WARF Stem Cell Challenge: Appeal Says Patent Involves Cells Not 'Markedly Different' Than Found in Human Body

The battle over whether excessive protection of stem cell IP stifles research that can lead to cures was engaged once more today with a broadside against the powerful Wisconsin Alumni Research Foundation(WARF).

The attack came from California’s Consumer Watchdog organization and New York’s Public Patent Foundation which have been tussling with WARF for seven years. The dispute over intellectual property (IP) centers on a patent on human embryonic stem cells held by WARF and which the other organizations are challenging in a federal appellate court in Washington, D.C.

More specifically, the patent involves research by Jamie Thomson of the University of Wisconsin, and now also of UC Santa Barbara, in which he isolated human embryonic stem cells.

Consumer Watchdog of Santa Monica, Ca., this morning issued a news release concerning the organizations’ appellate brief that was filed last week.
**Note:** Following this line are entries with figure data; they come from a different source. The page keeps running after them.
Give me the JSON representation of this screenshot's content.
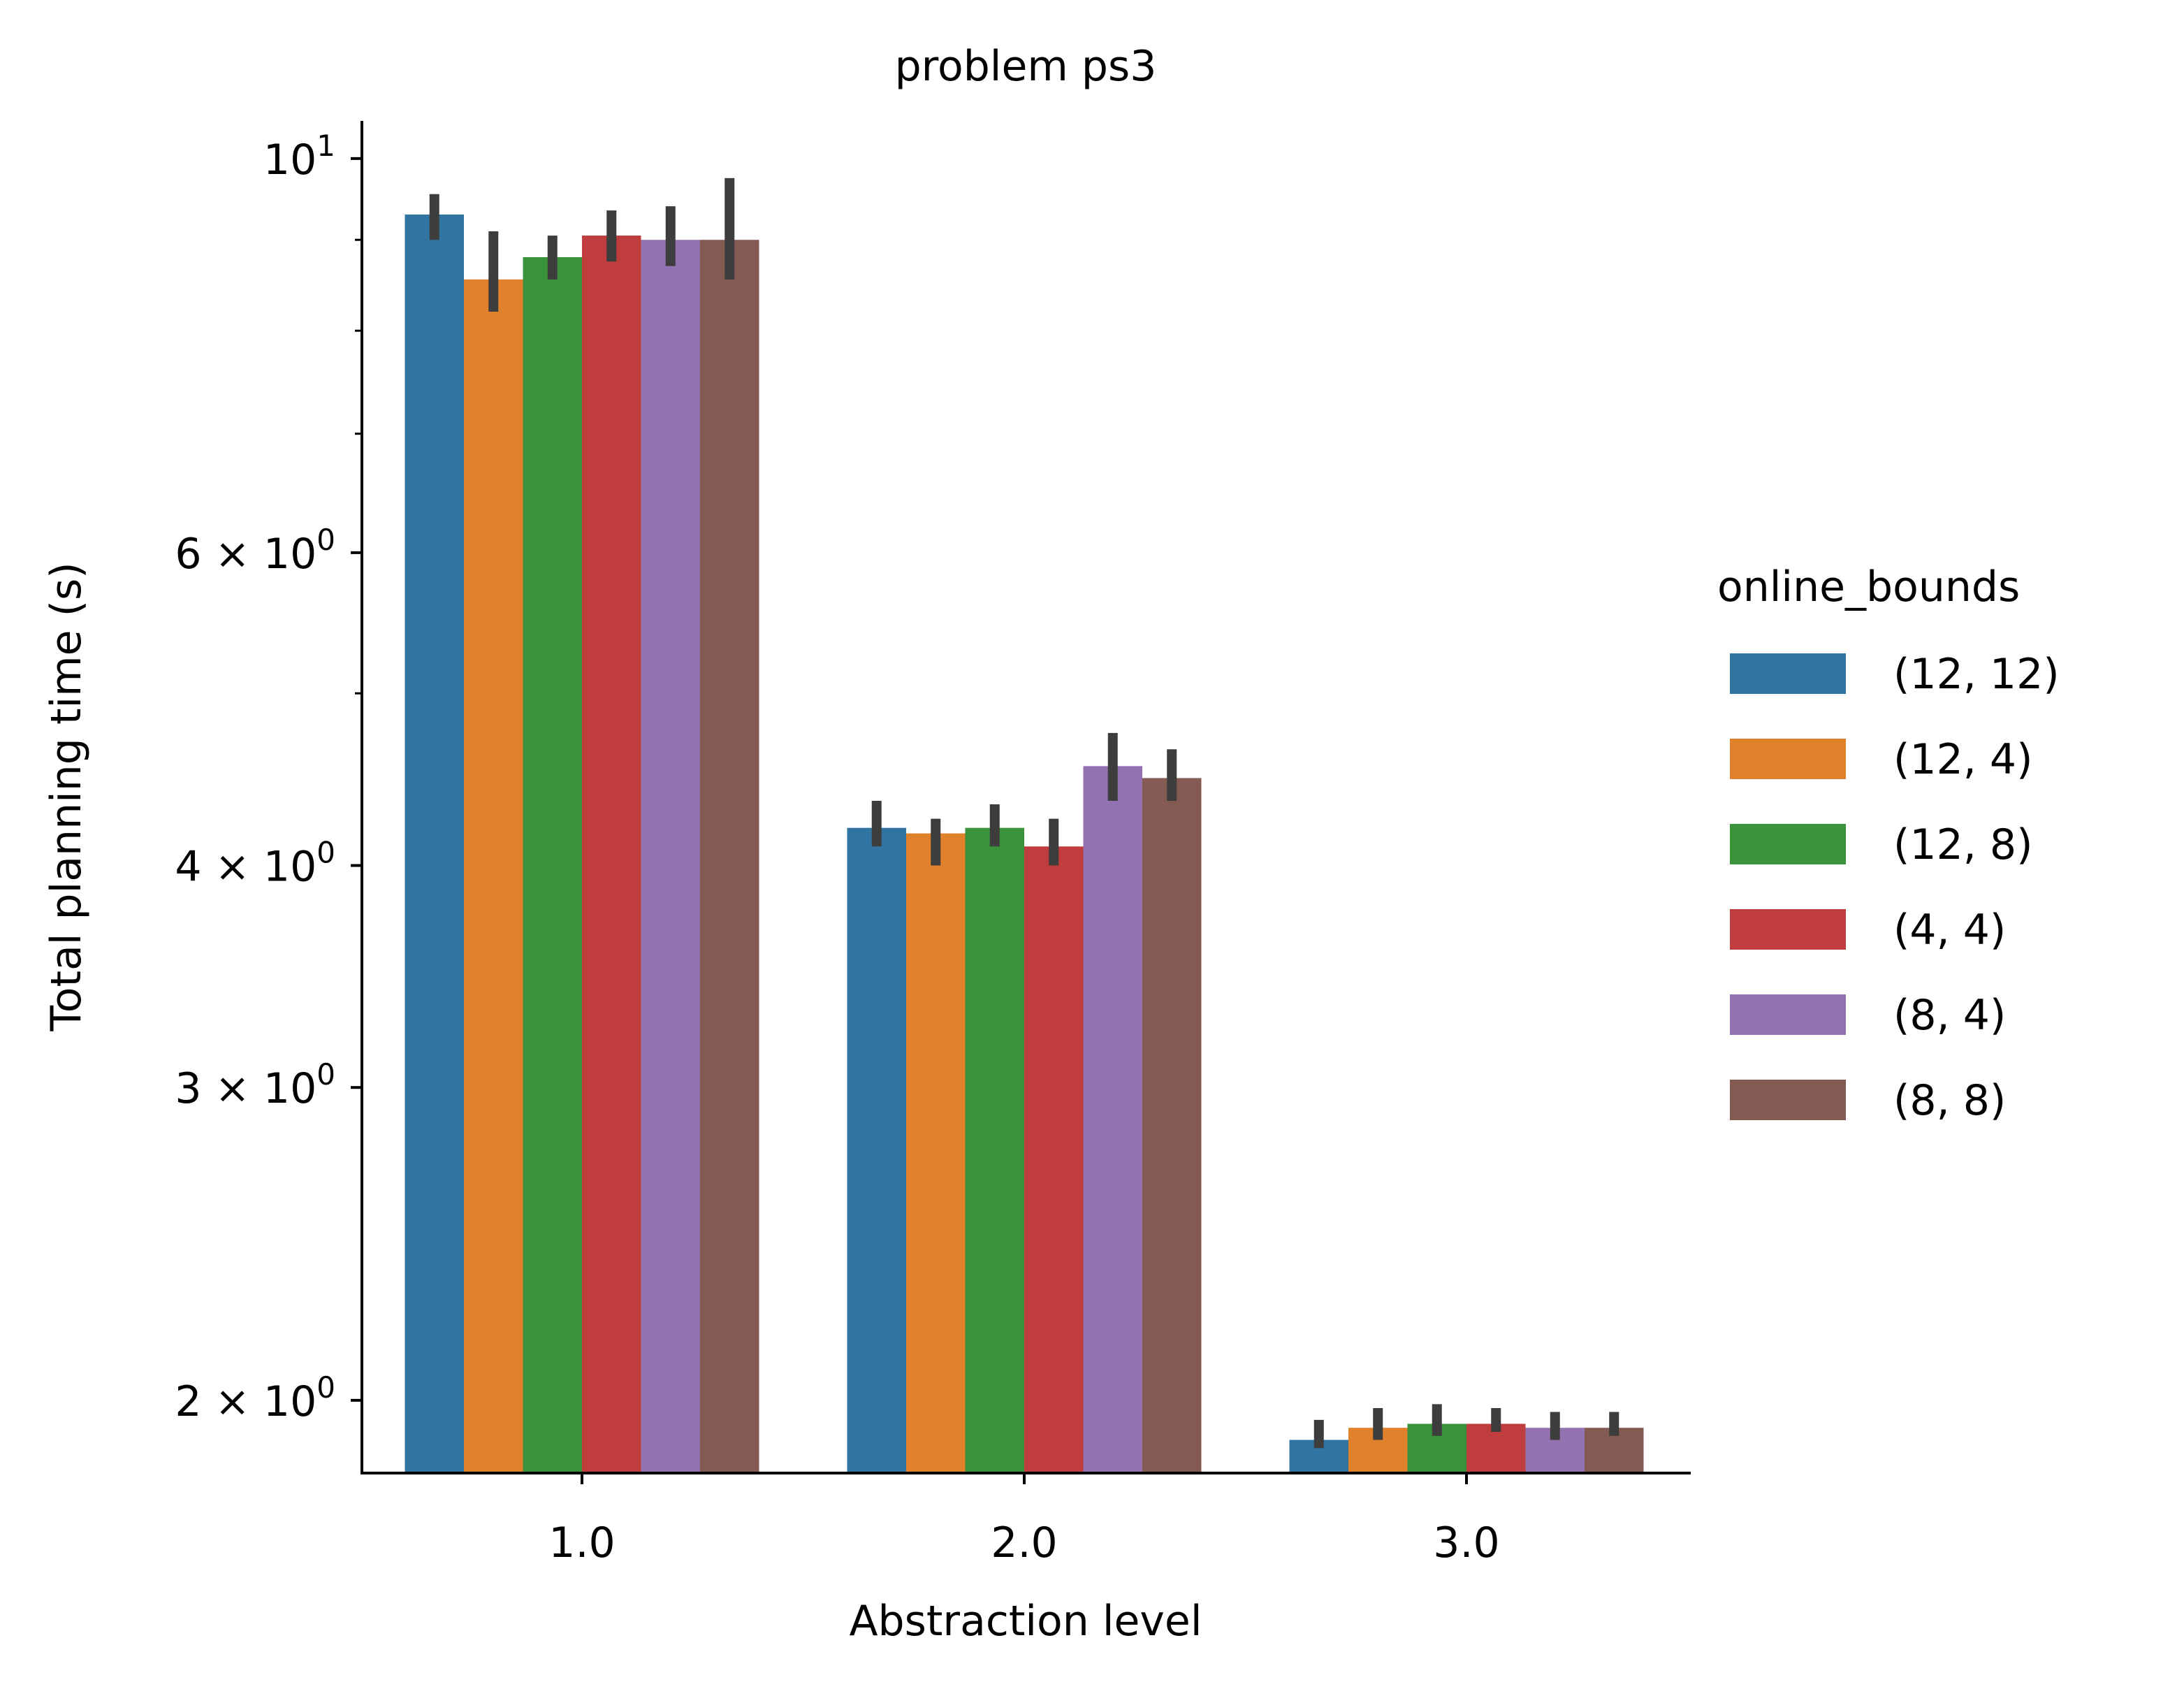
{
  "chart_data": {
    "type": "bar",
    "title": "problem ps3",
    "xlabel": "Abstraction level",
    "ylabel": "Total planning time (s)",
    "yscale": "log",
    "ylim": [
      1.82,
      10.5
    ],
    "categories": [
      "1.0",
      "2.0",
      "3.0"
    ],
    "yticks": [
      {
        "value": 10,
        "base": "10",
        "exp": "1",
        "mult": ""
      },
      {
        "value": 6,
        "base": "10",
        "exp": "0",
        "mult": "6 × "
      },
      {
        "value": 4,
        "base": "10",
        "exp": "0",
        "mult": "4 × "
      },
      {
        "value": 3,
        "base": "10",
        "exp": "0",
        "mult": "3 × "
      },
      {
        "value": 2,
        "base": "10",
        "exp": "0",
        "mult": "2 × "
      }
    ],
    "minor_yticks": [
      5,
      7,
      8,
      9
    ],
    "legend": {
      "title": "online_bounds",
      "placement": "right"
    },
    "series": [
      {
        "name": "(12, 12)",
        "color": "#3274a1",
        "values": [
          9.3,
          4.2,
          1.9
        ],
        "err_low": [
          9.0,
          4.1,
          1.88
        ],
        "err_high": [
          9.55,
          4.35,
          1.95
        ]
      },
      {
        "name": "(12, 4)",
        "color": "#e1812c",
        "values": [
          8.55,
          4.17,
          1.93
        ],
        "err_low": [
          8.2,
          4.0,
          1.9
        ],
        "err_high": [
          9.1,
          4.25,
          1.98
        ]
      },
      {
        "name": "(12, 8)",
        "color": "#3a923a",
        "values": [
          8.8,
          4.2,
          1.94
        ],
        "err_low": [
          8.55,
          4.1,
          1.91
        ],
        "err_high": [
          9.05,
          4.33,
          1.99
        ]
      },
      {
        "name": "(4, 4)",
        "color": "#c03d3e",
        "values": [
          9.05,
          4.1,
          1.94
        ],
        "err_low": [
          8.75,
          4.0,
          1.92
        ],
        "err_high": [
          9.35,
          4.25,
          1.98
        ]
      },
      {
        "name": "(8, 4)",
        "color": "#9372b2",
        "values": [
          9.0,
          4.55,
          1.93
        ],
        "err_low": [
          8.7,
          4.35,
          1.9
        ],
        "err_high": [
          9.4,
          4.75,
          1.97
        ]
      },
      {
        "name": "(8, 8)",
        "color": "#845b53",
        "values": [
          9.0,
          4.48,
          1.93
        ],
        "err_low": [
          8.55,
          4.35,
          1.91
        ],
        "err_high": [
          9.75,
          4.65,
          1.97
        ]
      }
    ]
  }
}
It cited the U.S. Supreme Court ruling earlier this year that said genes cannot be patented because they exist in nature.  The lead attorney in that successful case, Dan Ravicher of the Public Patent Foundation, is also handling the challenge to WARF.

The news release said that Thomson deserved credit for being first to isolate and maintain human embryonic stem cells, but “his achievement was not the result of his having created a patentable invention.” The brief said that the work involved was “obvious.” One of the main reasons for Thomson’s achievement, the news release said, was that “he had access to human embryos and financial support that other researchers did not have.

The brief said,
The claims at issue here cover human embryonic stem (hES) cells that are not markedly different from those in our bodies. Thus, the claims are invalid under 35 U.S.C. § 101 for covering ineligible subject matter, an issue the Court may and, as a matter of judicial economy and public policy, should address.”
The challenge to the WARF patent has drawn impressive support in the scientific community, including  Jeanne Loring, now director of the Center for Regenerative Medicine at The Scripps Research Institute, who was involved from the start. In 2007, Loring wrote in Nature that she became involved in the case because “scientists have an obligation not only to perform research but to make sure that our research can benefit the society that supports it.

The news release said,
“Later in the case Dr. Alan Trounson, then of Australia’s Monash University and now president of the California Institute for Regenerative Medicine, Dr. Douglas Melton of Harvard and Dr. Chad Cowan of Harvard filed affidavits supporting the challenge.